We backed up Spotify (metadata and music files). It’s distributed in bulk torrents (~300TB). It’s the world’s first “preservation archive” for music which is fully open (meaning it can easily be mirrored by anyone with enough disk space), with 86 million music files, representing around 99.6% of listens.
I’ll strongly suggest to take out all the cheaply AI generated music from this “back up” and save themselves some space.
I’m not sure how they would go about doing that at scale without also getting some false positives and removing human music too
You could cut off your search around the time AI tracks started to appear. Not sure when that was, maybe 2023. You’d miss a lot of recent stuff, but you’d filter out a lot of spam too
I see your point, but as you say, there would still be the tradeoff of missing more recent stuff. That might only involve missing a couple of years’ worth of stuff now, but AI isn’t going away any time soon, so it would mean that there’d be an increasing amount of human made music not being archived; One of the things I like about Anna’s archive is that they seem to look at this problem as a long term, informational infrastructure kind of way, so I imagine they wouldn’t be keen on stopping the archive at 2023.
It seems they’ve opted for a different tradeoff instead: lower popularity songs are archived at a lower bitrate, and even the higher popularity stuff has some compression. Some archives go for quality, and thus prioritise high quality FLACs, so Anna’s archive are aiming to fulfill a different niche. I can respect that.

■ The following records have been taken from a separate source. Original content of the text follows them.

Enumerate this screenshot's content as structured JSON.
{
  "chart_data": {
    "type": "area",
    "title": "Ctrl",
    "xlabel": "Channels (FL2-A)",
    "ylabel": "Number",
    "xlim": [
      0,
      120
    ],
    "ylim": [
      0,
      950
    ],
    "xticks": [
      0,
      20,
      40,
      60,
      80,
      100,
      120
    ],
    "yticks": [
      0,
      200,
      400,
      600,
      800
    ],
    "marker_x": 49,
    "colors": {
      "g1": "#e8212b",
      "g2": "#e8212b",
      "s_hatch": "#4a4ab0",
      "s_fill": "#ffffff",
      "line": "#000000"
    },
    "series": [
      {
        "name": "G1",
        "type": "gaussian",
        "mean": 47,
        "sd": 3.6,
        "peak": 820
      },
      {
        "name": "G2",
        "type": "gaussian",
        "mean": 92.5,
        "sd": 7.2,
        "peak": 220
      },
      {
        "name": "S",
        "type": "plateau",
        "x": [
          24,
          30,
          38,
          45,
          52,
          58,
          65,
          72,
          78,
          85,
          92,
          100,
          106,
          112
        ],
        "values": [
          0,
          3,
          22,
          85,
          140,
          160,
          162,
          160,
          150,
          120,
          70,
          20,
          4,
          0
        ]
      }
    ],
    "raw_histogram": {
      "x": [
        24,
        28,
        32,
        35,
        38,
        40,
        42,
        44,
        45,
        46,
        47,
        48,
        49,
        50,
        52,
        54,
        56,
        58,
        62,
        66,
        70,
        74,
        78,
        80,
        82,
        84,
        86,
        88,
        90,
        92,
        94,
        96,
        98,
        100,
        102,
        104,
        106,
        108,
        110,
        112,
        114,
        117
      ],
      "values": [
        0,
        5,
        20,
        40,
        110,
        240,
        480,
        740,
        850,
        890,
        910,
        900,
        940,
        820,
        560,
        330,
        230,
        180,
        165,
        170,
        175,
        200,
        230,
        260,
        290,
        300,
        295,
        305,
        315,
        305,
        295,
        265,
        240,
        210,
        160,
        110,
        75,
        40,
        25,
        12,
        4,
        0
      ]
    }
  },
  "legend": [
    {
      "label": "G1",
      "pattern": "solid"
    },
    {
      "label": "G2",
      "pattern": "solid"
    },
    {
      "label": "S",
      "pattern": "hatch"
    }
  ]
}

do you have any numbers on the AI share? I doubt it’s more than a 2%, so I assume you are just virtue signalling on a completely unrelated topic here :-)
AI slop can be made and distributed in ginourmous numbers. I wouldn’t be suprised if at least 3/4 of uploads from the past 2 years are AI.
See, 75% of output of 2 years vs 100 years of music production. Also popularity was factored in.
A bot could put 100 AI generated tracks on Spotify per hour. 50 bots doing the same is 120,000 tracks per day.
can you run me the numbers for 200 bots?
120,000 x 4 = 480,000
This is easy to do with a calculator.